Buruh Minta Pemerintah Jaga Keberlangsungan Industri dan Lapangan Kerja
Sektor ini masih menjadi tumpuan hidup bagi banyak masyarakat kecil, terutama di tengah tantangan daya beli yang menurun dan meningkatnya angka pengangguran.
Keputusan pemerintah untuk tidak menaikkan pajak atau memperkenalkan jenis pajak baru pada tahun 2026 mendapatkan apresiasi dari berbagai kalangan. Kebijakan ini dinilai menunjukkan sensitivitas terhadap kondisi sosial dan ekonomi masyarakat saat ini.
Meski demikian, serikat pekerja dan pengamat kebijakan fiskal mengingatkan bahwa keberlanjutan kebijakan tersebut juga perlu mencakup aspek cukai, khususnya Cukai Hasil Tembakau (CHT), yang selama ini memiliki dampak luas terhadap sektor padat karya dan daya beli masyarakat.
Ketua Umum Forum Serikat Pekerja Rokok Tembakau Makanan dan Minuman Serikat Pekerja Seluruh Indonesia (FSP RTMM-SPSI), Sudarto, menyampaikan harapan agar arah kebijakan pemerintah ke depan tetap memperhatikan keberlangsungan sektor tembakau sebagai sumber penghidupan jutaan pekerja.
"Kami menyambut baik kebijakan fiskal yang tidak menaikkan pajak pada 2026. Namun, kami juga berharap kebijakan tersebut berlaku secara konsisten terhadap cukai, khususnya cukai rokok, agar para pekerja dan keluarganya memiliki kepastian," ujar Sudarto, dalam keterangannya, Minggu (14/9).

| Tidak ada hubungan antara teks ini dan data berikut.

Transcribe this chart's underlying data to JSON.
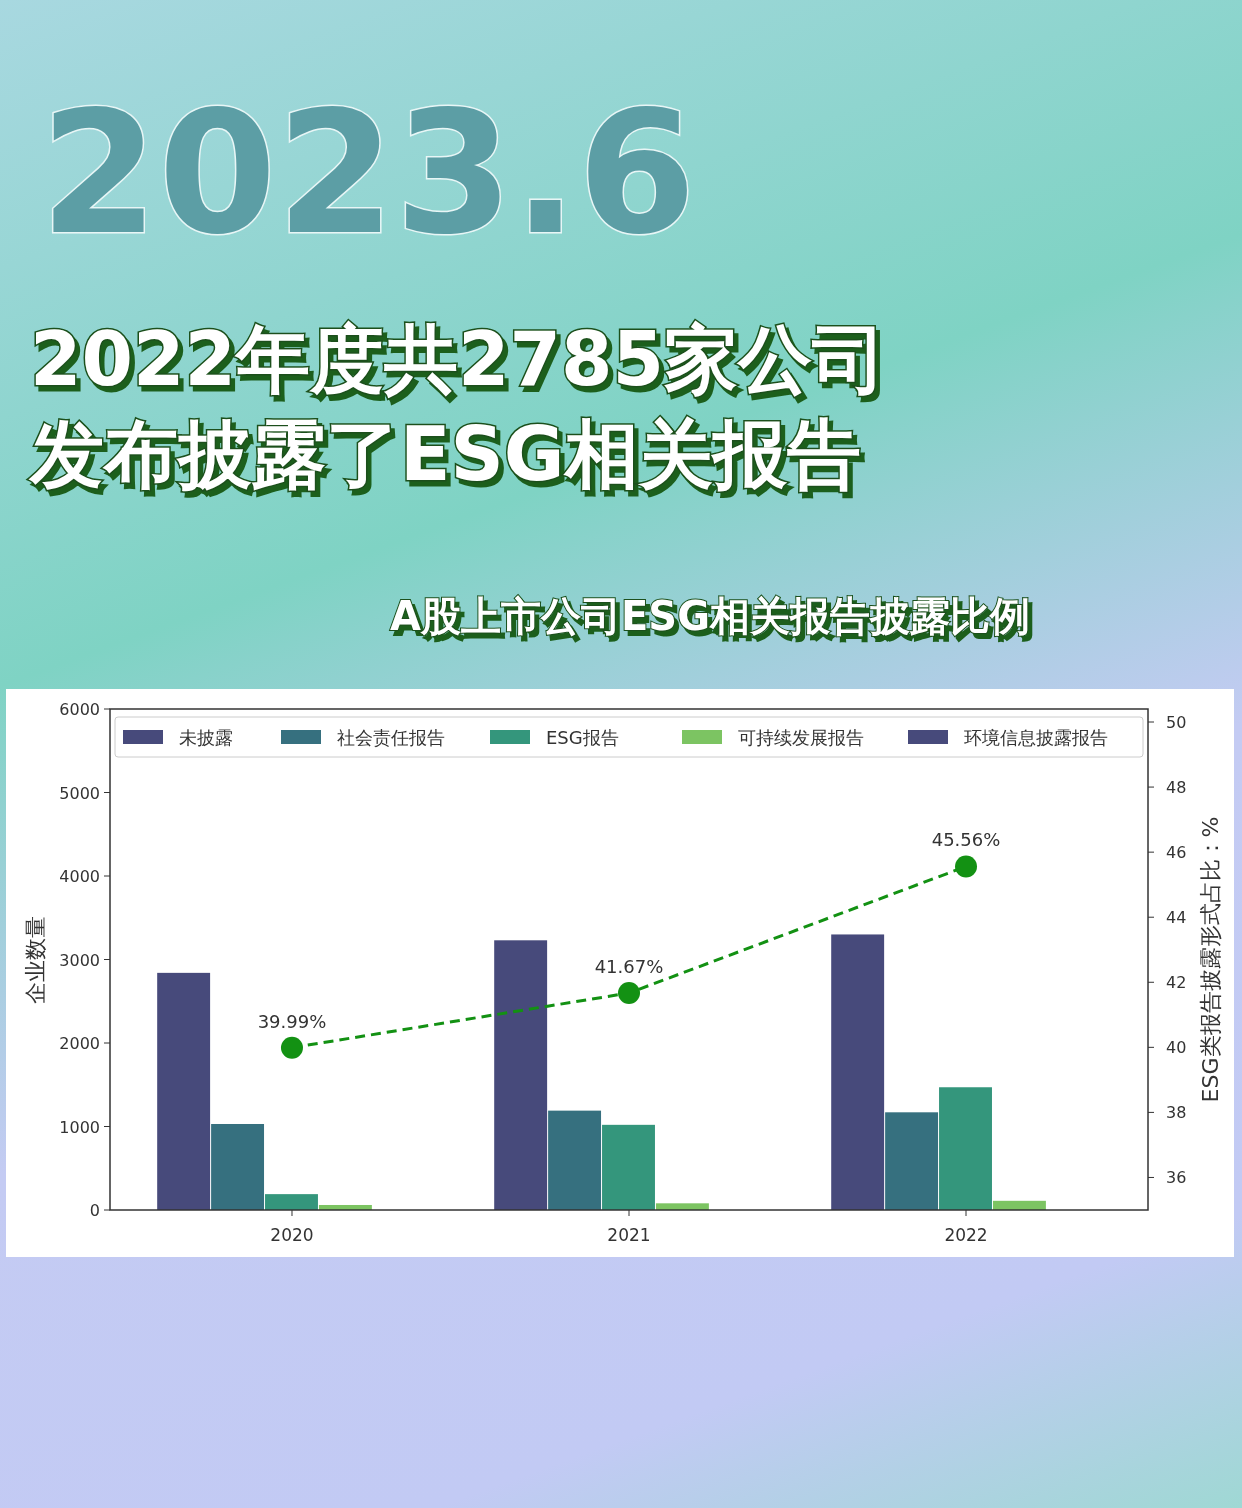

Sudarto menilai bahwa moratorium kenaikan cukai rokok selama tiga tahun ke depan dapat menjadi langkah strategis dalam menjaga stabilitas sosial dan ekonomi nasional.
Menurutnya, sektor ini masih menjadi tumpuan hidup bagi banyak masyarakat kecil, terutama di tengah tantangan daya beli yang menurun dan meningkatnya angka pengangguran.
"Kami berharap Pak Menteri Keuangan yang baru, Bapak Purbaya Yudhi Sadewa, bisa mendengarkan aspirasi para pekerja dan melihat industri ini bukan sekadar objek pungutan negara, tetapi bagian penting dari ekosistem ekonomi nasional," imbuhnya.
Sementara, Direktur Eksekutif Indonesia Budget Center (IBC), Elizabeth Kusrini, juga menilai keputusan untuk tidak menaikkan pajak sebagai bentuk perhatian terhadap risiko sosial dan ekonomi. Namun ia menekankan, kebijakan tersebut tetap perlu disertai dengan langkah-langkah pembaruan tata kelola fiskal.
"Menahan tarif bukan berarti pasif. Pemerintah tetap perlu melakukan penguatan sistem perpajakan, termasuk pembaruan data dan penegakan hukum terhadap penghindaran pajak," kata dia.
Terkait dengan cukai rokok, Elizabeth menambahkan bahwa penundaan kenaikan tarif bisa menjadi pilihan kebijakan yang sejalan dengan upaya menjaga daya beli masyarakat dan melindungi sektor padat karya.
"Kenaikan cukai di tengah pelemahan daya beli bisa berdampak negatif bagi sektor industri dan tenaga kerja, serta membuka celah bagi peredaran rokok ilegal,” ujarnya.
Menurutnya, pemerintah bisa memaksimalkan penerimaan negara dengan mengintensifkan pengawasan dan penindakan terhadap peredaran rokok ilegal, tanpa harus tergesa-gesa menaikkan tarif cukai.
"Jika pengawasan diperkuat, potensi kehilangan penerimaan bisa diminimalkan. Jadi, penindakan terhadap rokok ilegal seharusnya menjadi prioritas," katanya.